Concept

Sir Orfeo

Summary
Sir Orfeo is an anonymous Middle English Breton lai dating from the late 13th or early 14th century. It retells the story of Orpheus as a king who rescues his wife from the fairy king. The folk song Orfeo (Roud 136, Child 19) is based on this poem. Sir Orfeo was probably written in the late 13th or early 14th century in the Westminster-Middlesex area. It is preserved in three manuscripts: the oldest, Advocates 19.2.1, known as the Auchinleck MS. is dated about 1330; Harley 3810 is from about the beginning of the fifteenth century; and Ashmole 61 was compiled over the course of several years, the portion of the MS. containing Sir Orfeo dating around 1488. The beginning of the poem describes itself as a Breton lai and says it is derived from a no longer extant text, the Lai d'Orphey. The story contains a mixture of the Greek myth of Orpheus with Celtic mythology and folklore concerning fairies, introduced into English via the Old French Breton lais of poets like Marie de France.

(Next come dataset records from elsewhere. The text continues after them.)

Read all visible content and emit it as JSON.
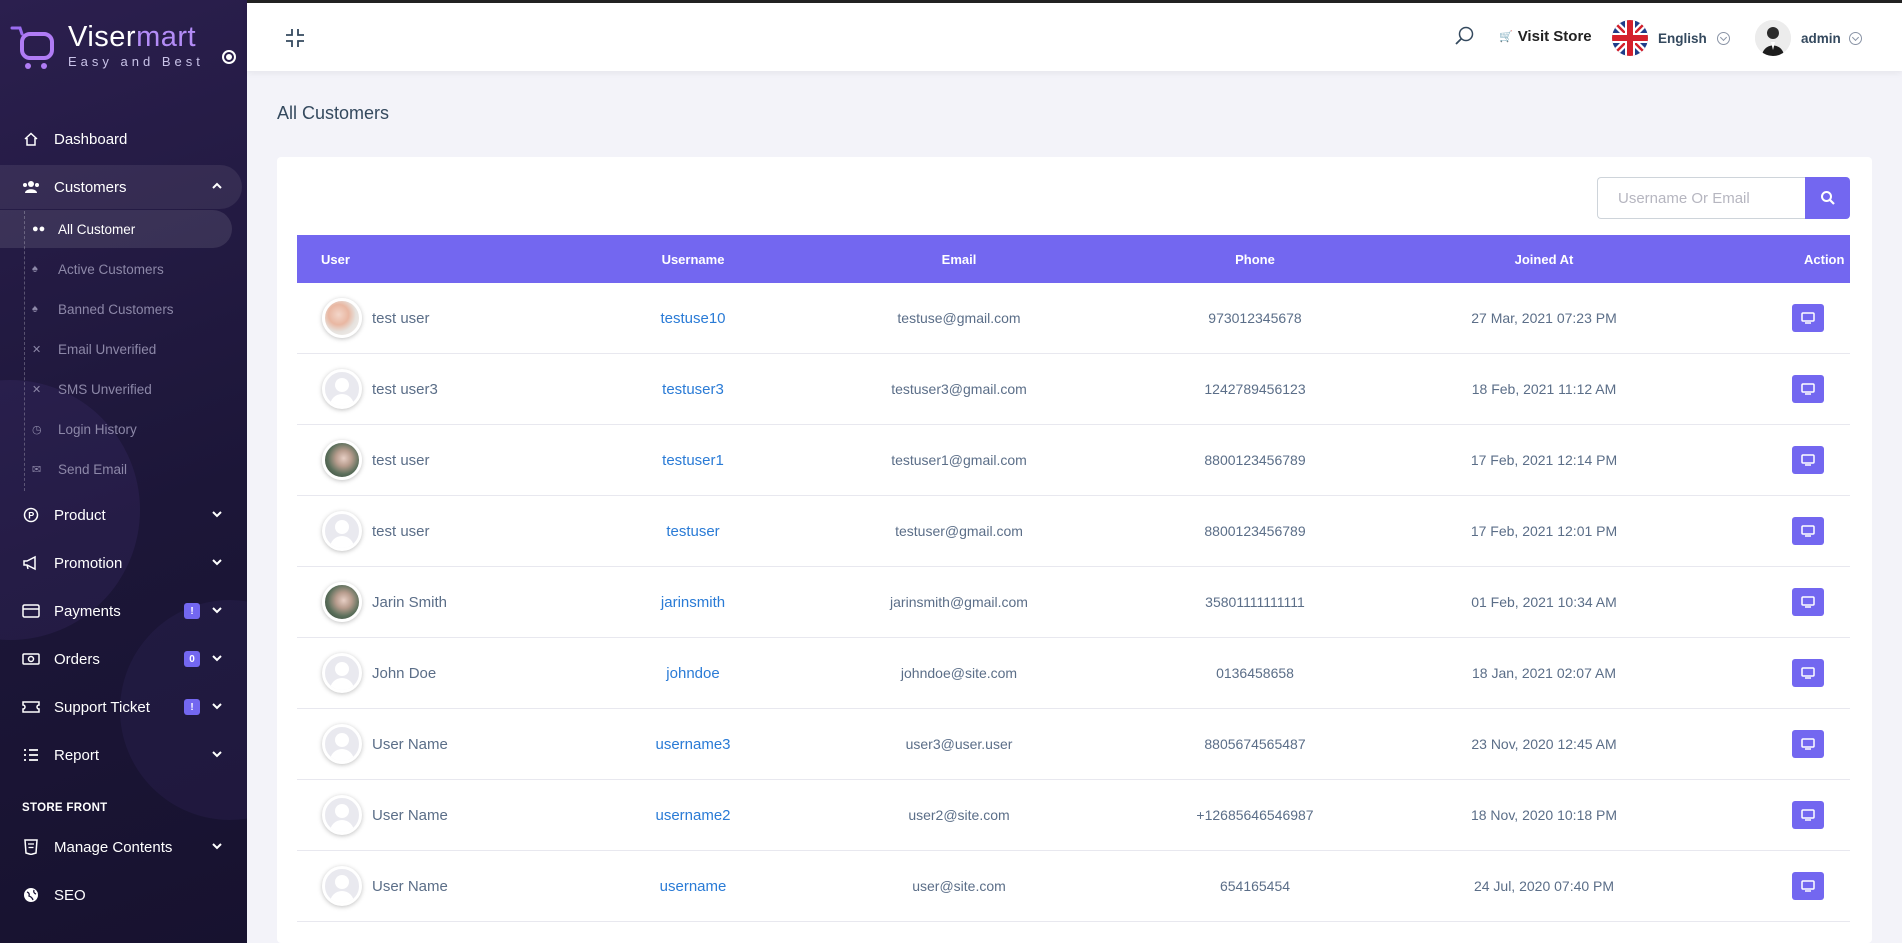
{
  "brand": {
    "name_a": "Viser",
    "name_b": "mart",
    "tagline": "Easy and Best"
  },
  "sidebar": {
    "items": [
      {
        "label": "Dashboard",
        "icon": "home-icon"
      },
      {
        "label": "Customers",
        "icon": "users-icon",
        "expanded": true
      },
      {
        "label": "Product",
        "icon": "product-icon"
      },
      {
        "label": "Promotion",
        "icon": "megaphone-icon"
      },
      {
        "label": "Payments",
        "icon": "credit-card-icon",
        "badge": "!"
      },
      {
        "label": "Orders",
        "icon": "money-icon",
        "badge": "0"
      },
      {
        "label": "Support Ticket",
        "icon": "ticket-icon",
        "badge": "!"
      },
      {
        "label": "Report",
        "icon": "list-icon"
      }
    ],
    "sub_items": [
      {
        "label": "All Customer",
        "active": true
      },
      {
        "label": "Active Customers"
      },
      {
        "label": "Banned Customers"
      },
      {
        "label": "Email Unverified"
      },
      {
        "label": "SMS Unverified"
      },
      {
        "label": "Login History"
      },
      {
        "label": "Send Email"
      }
    ],
    "section_title": "STORE FRONT",
    "store_items": [
      {
        "label": "Manage Contents",
        "icon": "html5-icon"
      },
      {
        "label": "SEO",
        "icon": "globe-icon"
      }
    ]
  },
  "topbar": {
    "visit_store": "Visit Store",
    "language": "English",
    "user": "admin"
  },
  "page": {
    "title": "All Customers"
  },
  "search": {
    "placeholder": "Username Or Email"
  },
  "table": {
    "headers": [
      "User",
      "Username",
      "Email",
      "Phone",
      "Joined At",
      "Action"
    ],
    "rows": [
      {
        "name": "test user",
        "username": "testuse10",
        "email": "testuse@gmail.com",
        "phone": "973012345678",
        "joined": "27 Mar, 2021 07:23 PM",
        "avatar": "photo1"
      },
      {
        "name": "test user3",
        "username": "testuser3",
        "email": "testuser3@gmail.com",
        "phone": "1242789456123",
        "joined": "18 Feb, 2021 11:12 AM",
        "avatar": "default"
      },
      {
        "name": "test user",
        "username": "testuser1",
        "email": "testuser1@gmail.com",
        "phone": "8800123456789",
        "joined": "17 Feb, 2021 12:14 PM",
        "avatar": "photo2"
      },
      {
        "name": "test user",
        "username": "testuser",
        "email": "testuser@gmail.com",
        "phone": "8800123456789",
        "joined": "17 Feb, 2021 12:01 PM",
        "avatar": "default"
      },
      {
        "name": "Jarin Smith",
        "username": "jarinsmith",
        "email": "jarinsmith@gmail.com",
        "phone": "35801111111111",
        "joined": "01 Feb, 2021 10:34 AM",
        "avatar": "photo2"
      },
      {
        "name": "John Doe",
        "username": "johndoe",
        "email": "johndoe@site.com",
        "phone": "0136458658",
        "joined": "18 Jan, 2021 02:07 AM",
        "avatar": "default"
      },
      {
        "name": "User Name",
        "username": "username3",
        "email": "user3@user.user",
        "phone": "8805674565487",
        "joined": "23 Nov, 2020 12:45 AM",
        "avatar": "default"
      },
      {
        "name": "User Name",
        "username": "username2",
        "email": "user2@site.com",
        "phone": "+12685646546987",
        "joined": "18 Nov, 2020 10:18 PM",
        "avatar": "default"
      },
      {
        "name": "User Name",
        "username": "username",
        "email": "user@site.com",
        "phone": "654165454",
        "joined": "24 Jul, 2020 07:40 PM",
        "avatar": "default"
      }
    ]
  },
  "colors": {
    "accent": "#7367f0",
    "sidebar": "#1c1638",
    "link": "#2a7bd6"
  }
}
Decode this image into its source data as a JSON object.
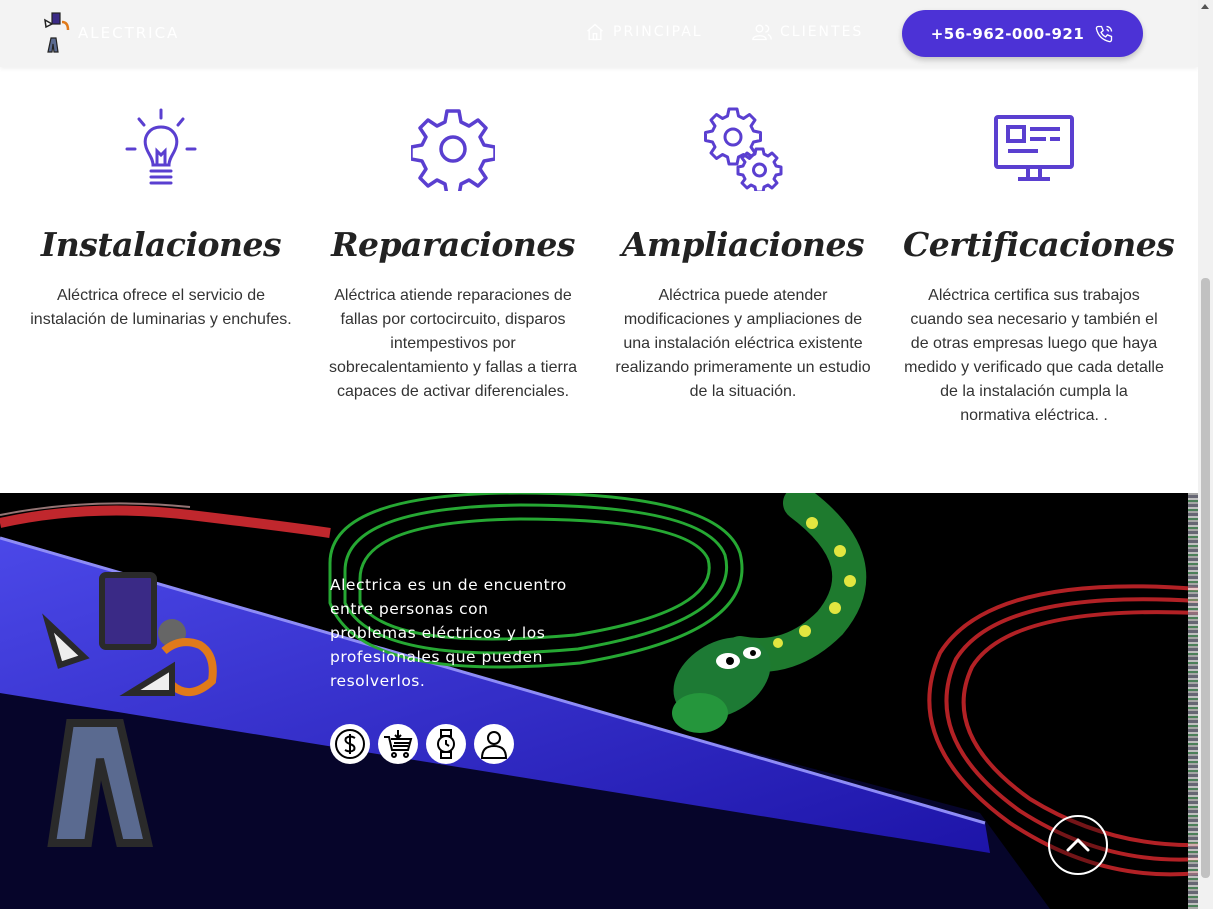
{
  "nav": {
    "brand": "ALECTRICA",
    "links": [
      {
        "label": "PRINCIPAL",
        "icon": "home-icon"
      },
      {
        "label": "CLIENTES",
        "icon": "users-icon"
      }
    ],
    "phone": "+56-962-000-921",
    "phone_icon": "phone-icon"
  },
  "services": [
    {
      "title": "Instalaciones",
      "icon": "lightbulb-icon",
      "text": "Aléctrica ofrece el servicio de instalación de luminarias y enchufes."
    },
    {
      "title": "Reparaciones",
      "icon": "gear-icon",
      "text": "Aléctrica atiende reparaciones de fallas por cortocircuito, disparos intempestivos por sobrecalentamiento y fallas a tierra capaces de activar diferenciales."
    },
    {
      "title": "Ampliaciones",
      "icon": "gears-icon",
      "text": "Aléctrica puede atender modificaciones y ampliaciones de una instalación eléctrica existente realizando primeramente un estudio de la situación."
    },
    {
      "title": "Certificaciones",
      "icon": "monitor-dashboard-icon",
      "text": "Aléctrica certifica sus trabajos cuando sea necesario y también el de otras empresas luego que haya medido y verificado que cada detalle de la instalación cumpla la normativa eléctrica. ."
    }
  ],
  "footer": {
    "about": "Alectrica es un  de encuentro entre personas con problemas eléctricos y los profesionales que pueden resolverlos.",
    "social_icons": [
      "dollar-icon",
      "cart-icon",
      "watch-icon",
      "user-icon"
    ]
  },
  "colors": {
    "accent": "#4c32d6",
    "icon": "#5a3fd0",
    "navbar": "#f3f3f3",
    "footer": "#000000"
  }
}
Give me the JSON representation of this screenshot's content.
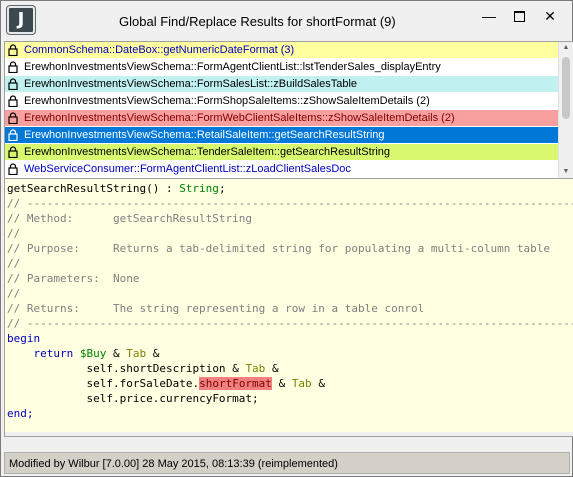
{
  "window": {
    "title": "Global Find/Replace Results for shortFormat (9)",
    "app_icon_letter": "J",
    "controls": {
      "minimize": "—",
      "close": "✕"
    }
  },
  "results": [
    {
      "text": "CommonSchema::DateBox::getNumericDateFormat (3)",
      "bg": "#ffffa0",
      "color": "#0000c0"
    },
    {
      "text": "ErewhonInvestmentsViewSchema::FormAgentClientList::lstTenderSales_displayEntry",
      "bg": "#ffffff",
      "color": "#000000"
    },
    {
      "text": "ErewhonInvestmentsViewSchema::FormSalesList::zBuildSalesTable",
      "bg": "#c0f0f0",
      "color": "#000000"
    },
    {
      "text": "ErewhonInvestmentsViewSchema::FormShopSaleItems::zShowSaleItemDetails (2)",
      "bg": "#ffffff",
      "color": "#000000"
    },
    {
      "text": "ErewhonInvestmentsViewSchema::FormWebClientSaleItems::zShowSaleItemDetails (2)",
      "bg": "#f8a0a0",
      "color": "#800000"
    },
    {
      "text": "ErewhonInvestmentsViewSchema::RetailSaleItem::getSearchResultString",
      "bg": "#0078d7",
      "color": "#ffffff"
    },
    {
      "text": "ErewhonInvestmentsViewSchema::TenderSaleItem::getSearchResultString",
      "bg": "#d8f870",
      "color": "#000000"
    },
    {
      "text": "WebServiceConsumer::FormAgentClientList::zLoadClientSalesDoc",
      "bg": "#ffffff",
      "color": "#0000c0"
    }
  ],
  "code": {
    "signature": "getSearchResultString() : ",
    "signature_type": "String",
    "signature_end": ";",
    "comment_rule": "// ----------------------------------------------------------------------------------------",
    "comment_blank": "//",
    "comment_method": "// Method:      getSearchResultString",
    "comment_purpose": "// Purpose:     Returns a tab-delimited string for populating a multi-column table",
    "comment_params": "// Parameters:  None",
    "comment_returns": "// Returns:     The string representing a row in a table conrol",
    "begin": "begin",
    "return_kw": "return",
    "buy": "$Buy",
    "amp": "&",
    "tab": "Tab",
    "line_desc": "self.shortDescription",
    "line_forsale": "self.forSaleDate.",
    "hit": "shortFormat",
    "line_price": "self.price.currencyFormat;",
    "end": "end;"
  },
  "status": {
    "text": "Modified by Wilbur [7.0.00] 28 May 2015, 08:13:39 (reimplemented)"
  }
}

The Wooing of Etain bears particular resemblance to the romance and was a probable influence. The fragmentary Child Ballad 19, "King Orfeo", is closely related to this poem, the surviving text containing only portions of the known story. Sir Orfeo, a king in England, loses his wife Heurodis (i.e. Eurydice) to the fairy king, who steals her away from under an ympe-tre (a tree propagated by grafting), probably an apple or cherry tree. Heurodis had visited the orchard the day before, accompanied by two maidens, to sleep beneath the shade of its branches; however, when she had awoken from her midday nap, she was so distressed that they had to call for the help of knights to restrain her. In her sleep, she had been visited by the king of the Otherworld, she claimed, who was intent upon taking her to his underworld kingdom. Now, a day later, she is in the orchard again, as the king of the Otherworld has instructed her to be, and despite a posse of armed knights surrounding and protecting her, she vanishes away.